Monday, February 25, 2008

This Week in Reading February 24 - March 1

Lots of authors were born this week and a few good and bad things occurred in the events list. The names are mostly well known but don't get into superseller status until the middle of the week as February, the best seller month, winds down toward the juvenile in March. On the 26th we have Victor Hugo who was so popular in France that the country turned his eightieth birthday into a national holiday. After that is Daniel Handler, better known as the wildly popular Lemony Snicket.

Then, Californian Nobel Prizewinner John Steinbeck shows up and then we get some fine literary names for the rest of the week, like Laurence Durell, William Dean Howells, James T. Farrell, and Ralph Ellison. There are other classics both literary and genre related in the same long list.

This week's question: Just like last week it's another big week for poets with Henry Wadsworth Longfellow, Stephen Spender, Howard Nemerov, Robert Lowell, and Richard Wilbur.
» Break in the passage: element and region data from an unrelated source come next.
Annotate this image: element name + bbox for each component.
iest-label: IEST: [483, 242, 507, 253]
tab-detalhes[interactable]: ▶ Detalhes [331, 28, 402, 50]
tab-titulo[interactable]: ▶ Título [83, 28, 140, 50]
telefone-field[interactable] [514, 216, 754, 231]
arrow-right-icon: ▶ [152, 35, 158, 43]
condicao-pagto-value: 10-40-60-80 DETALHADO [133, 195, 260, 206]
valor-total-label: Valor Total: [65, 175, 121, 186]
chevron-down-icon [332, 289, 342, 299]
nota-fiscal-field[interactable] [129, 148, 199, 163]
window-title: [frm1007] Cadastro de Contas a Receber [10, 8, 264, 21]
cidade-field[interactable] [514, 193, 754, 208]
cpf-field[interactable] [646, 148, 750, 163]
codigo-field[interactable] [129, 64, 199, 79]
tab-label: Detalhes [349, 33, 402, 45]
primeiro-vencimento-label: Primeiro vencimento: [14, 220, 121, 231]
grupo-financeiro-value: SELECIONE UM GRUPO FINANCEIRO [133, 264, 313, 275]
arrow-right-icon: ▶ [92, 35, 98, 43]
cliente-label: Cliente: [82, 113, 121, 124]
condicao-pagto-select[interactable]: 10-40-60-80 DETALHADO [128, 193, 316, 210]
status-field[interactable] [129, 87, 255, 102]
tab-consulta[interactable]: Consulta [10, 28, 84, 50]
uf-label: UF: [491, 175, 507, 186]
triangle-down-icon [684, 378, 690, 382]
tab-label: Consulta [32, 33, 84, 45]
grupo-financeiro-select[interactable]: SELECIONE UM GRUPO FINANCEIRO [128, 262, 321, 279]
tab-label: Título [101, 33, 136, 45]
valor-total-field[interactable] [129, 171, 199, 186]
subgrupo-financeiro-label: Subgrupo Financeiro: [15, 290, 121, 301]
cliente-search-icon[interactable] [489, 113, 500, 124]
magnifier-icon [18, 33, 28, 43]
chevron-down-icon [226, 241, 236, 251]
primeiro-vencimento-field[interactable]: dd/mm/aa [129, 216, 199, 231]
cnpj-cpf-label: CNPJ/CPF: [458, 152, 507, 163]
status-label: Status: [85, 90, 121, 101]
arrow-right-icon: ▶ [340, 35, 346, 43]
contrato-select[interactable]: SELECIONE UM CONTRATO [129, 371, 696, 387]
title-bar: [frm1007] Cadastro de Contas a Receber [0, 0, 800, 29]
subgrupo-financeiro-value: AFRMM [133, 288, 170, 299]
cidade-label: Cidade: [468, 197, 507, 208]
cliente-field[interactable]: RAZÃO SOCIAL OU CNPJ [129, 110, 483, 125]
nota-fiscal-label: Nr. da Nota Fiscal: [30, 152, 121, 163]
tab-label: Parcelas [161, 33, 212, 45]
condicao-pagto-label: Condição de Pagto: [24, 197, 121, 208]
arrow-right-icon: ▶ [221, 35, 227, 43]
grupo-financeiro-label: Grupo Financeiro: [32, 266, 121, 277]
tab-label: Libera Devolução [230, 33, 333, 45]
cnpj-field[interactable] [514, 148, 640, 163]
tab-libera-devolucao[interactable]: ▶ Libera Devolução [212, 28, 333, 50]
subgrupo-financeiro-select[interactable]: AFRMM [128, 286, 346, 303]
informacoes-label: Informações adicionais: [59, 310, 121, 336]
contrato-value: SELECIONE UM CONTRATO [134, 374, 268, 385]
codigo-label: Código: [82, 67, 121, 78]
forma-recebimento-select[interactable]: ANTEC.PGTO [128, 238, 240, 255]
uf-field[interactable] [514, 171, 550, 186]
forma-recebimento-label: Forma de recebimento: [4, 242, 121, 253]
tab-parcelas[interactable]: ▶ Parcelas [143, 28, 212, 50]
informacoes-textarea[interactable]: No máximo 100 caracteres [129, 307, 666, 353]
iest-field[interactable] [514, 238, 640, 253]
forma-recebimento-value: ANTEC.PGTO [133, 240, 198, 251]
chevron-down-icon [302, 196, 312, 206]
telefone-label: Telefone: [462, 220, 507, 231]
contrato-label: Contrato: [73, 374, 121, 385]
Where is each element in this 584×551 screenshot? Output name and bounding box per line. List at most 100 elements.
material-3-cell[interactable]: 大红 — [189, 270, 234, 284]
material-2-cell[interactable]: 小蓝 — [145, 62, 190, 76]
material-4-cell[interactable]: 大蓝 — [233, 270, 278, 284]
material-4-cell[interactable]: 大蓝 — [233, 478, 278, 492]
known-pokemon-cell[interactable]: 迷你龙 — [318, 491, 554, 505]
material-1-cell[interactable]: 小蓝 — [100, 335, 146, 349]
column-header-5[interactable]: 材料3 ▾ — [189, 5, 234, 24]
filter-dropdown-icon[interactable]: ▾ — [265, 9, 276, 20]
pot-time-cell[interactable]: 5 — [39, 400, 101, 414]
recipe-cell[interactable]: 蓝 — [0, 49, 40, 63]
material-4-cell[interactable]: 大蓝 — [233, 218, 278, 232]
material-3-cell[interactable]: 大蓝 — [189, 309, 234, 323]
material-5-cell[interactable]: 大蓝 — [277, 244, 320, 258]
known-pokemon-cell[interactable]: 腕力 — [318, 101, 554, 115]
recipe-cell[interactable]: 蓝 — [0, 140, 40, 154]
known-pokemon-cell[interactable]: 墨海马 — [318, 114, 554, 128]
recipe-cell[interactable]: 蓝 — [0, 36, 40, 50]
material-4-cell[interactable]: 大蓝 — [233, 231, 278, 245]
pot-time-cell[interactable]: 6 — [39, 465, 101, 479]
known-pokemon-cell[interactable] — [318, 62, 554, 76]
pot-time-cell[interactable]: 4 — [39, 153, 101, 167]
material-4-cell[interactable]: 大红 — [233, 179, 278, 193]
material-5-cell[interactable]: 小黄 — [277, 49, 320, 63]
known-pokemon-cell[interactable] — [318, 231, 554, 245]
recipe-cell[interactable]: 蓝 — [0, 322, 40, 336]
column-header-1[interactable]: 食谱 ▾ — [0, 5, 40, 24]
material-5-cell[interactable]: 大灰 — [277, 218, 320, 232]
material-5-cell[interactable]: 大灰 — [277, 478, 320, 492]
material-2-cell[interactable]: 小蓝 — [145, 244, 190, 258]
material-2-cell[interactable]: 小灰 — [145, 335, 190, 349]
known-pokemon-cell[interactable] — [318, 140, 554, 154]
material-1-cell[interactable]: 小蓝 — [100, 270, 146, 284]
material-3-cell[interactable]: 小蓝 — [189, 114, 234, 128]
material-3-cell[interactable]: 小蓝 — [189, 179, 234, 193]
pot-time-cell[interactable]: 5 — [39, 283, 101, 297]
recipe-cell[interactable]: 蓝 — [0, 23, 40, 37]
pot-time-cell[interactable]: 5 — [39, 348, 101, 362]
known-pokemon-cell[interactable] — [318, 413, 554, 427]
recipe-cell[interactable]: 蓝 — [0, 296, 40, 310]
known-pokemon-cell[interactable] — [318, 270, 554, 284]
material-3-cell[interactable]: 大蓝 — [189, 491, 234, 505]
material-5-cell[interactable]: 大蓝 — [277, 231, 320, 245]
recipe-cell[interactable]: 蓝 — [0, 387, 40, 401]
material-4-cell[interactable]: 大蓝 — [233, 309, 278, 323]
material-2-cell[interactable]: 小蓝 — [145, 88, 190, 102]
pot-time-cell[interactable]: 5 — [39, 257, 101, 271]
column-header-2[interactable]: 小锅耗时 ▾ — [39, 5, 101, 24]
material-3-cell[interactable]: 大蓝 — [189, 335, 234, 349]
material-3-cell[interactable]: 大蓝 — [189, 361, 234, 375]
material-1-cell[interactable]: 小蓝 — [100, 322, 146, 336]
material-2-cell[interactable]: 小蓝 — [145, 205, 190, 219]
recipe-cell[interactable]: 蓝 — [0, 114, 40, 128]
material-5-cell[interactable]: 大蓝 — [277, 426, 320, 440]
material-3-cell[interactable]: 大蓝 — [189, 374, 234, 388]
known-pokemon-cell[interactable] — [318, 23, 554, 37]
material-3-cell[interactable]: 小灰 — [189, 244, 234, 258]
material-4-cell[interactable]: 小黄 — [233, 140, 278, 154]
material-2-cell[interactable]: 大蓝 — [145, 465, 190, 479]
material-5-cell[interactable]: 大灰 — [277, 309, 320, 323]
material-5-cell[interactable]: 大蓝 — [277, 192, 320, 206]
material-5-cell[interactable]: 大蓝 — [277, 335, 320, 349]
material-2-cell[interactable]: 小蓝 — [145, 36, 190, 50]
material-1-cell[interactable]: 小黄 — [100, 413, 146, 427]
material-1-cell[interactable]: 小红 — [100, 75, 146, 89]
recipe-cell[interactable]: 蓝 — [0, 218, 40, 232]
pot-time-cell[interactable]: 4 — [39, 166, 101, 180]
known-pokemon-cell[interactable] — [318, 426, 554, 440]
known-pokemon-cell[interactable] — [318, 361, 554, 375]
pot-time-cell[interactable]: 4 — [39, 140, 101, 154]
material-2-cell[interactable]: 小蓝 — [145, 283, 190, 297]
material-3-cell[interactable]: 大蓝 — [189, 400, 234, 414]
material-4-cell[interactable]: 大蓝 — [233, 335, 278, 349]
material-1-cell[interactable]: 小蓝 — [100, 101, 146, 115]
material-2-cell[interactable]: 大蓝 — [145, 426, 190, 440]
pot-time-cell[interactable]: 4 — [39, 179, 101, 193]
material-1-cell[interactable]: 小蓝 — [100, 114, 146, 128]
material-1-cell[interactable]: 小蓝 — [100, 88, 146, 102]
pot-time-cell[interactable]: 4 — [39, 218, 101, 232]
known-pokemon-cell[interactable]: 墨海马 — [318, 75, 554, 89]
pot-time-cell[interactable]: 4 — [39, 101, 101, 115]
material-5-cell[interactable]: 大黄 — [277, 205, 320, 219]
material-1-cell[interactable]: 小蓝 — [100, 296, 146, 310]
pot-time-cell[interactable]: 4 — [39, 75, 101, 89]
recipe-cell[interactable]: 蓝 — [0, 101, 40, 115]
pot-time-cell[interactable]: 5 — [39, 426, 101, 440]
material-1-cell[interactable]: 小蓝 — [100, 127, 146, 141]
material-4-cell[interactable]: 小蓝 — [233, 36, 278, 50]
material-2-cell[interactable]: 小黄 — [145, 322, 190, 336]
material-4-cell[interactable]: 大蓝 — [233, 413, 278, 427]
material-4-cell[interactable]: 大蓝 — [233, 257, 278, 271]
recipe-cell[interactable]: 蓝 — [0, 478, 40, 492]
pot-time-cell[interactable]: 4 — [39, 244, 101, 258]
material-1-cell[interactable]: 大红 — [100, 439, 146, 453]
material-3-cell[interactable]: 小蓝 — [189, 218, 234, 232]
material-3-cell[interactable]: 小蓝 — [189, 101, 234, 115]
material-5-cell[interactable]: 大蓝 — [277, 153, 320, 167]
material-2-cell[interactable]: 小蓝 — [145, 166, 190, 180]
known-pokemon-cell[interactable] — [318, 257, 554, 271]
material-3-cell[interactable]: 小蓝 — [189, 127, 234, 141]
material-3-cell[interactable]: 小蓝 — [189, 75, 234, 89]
Which of them, speaking of writing poetry, which is by nature solitary and without reward, said this? "Yet of course he is pleased when recognition comes; for what better proof is there that for some people poetry is still a useful and necessary thing — like a shoe."

Answer to last week's question: "No man is born into the world whose work is not born with him." was from James Russell Lowell's 1843 poem "A Glance Behind The Curtain."

"No poet or novelist wishes he were the only one who ever lived, but most of them wish they were the only one alive, and quite a number fondly believe their wish has been granted," was the satirical statement of W. H. Auden in his 1962 essay about poetry, "The Dyer's Hand."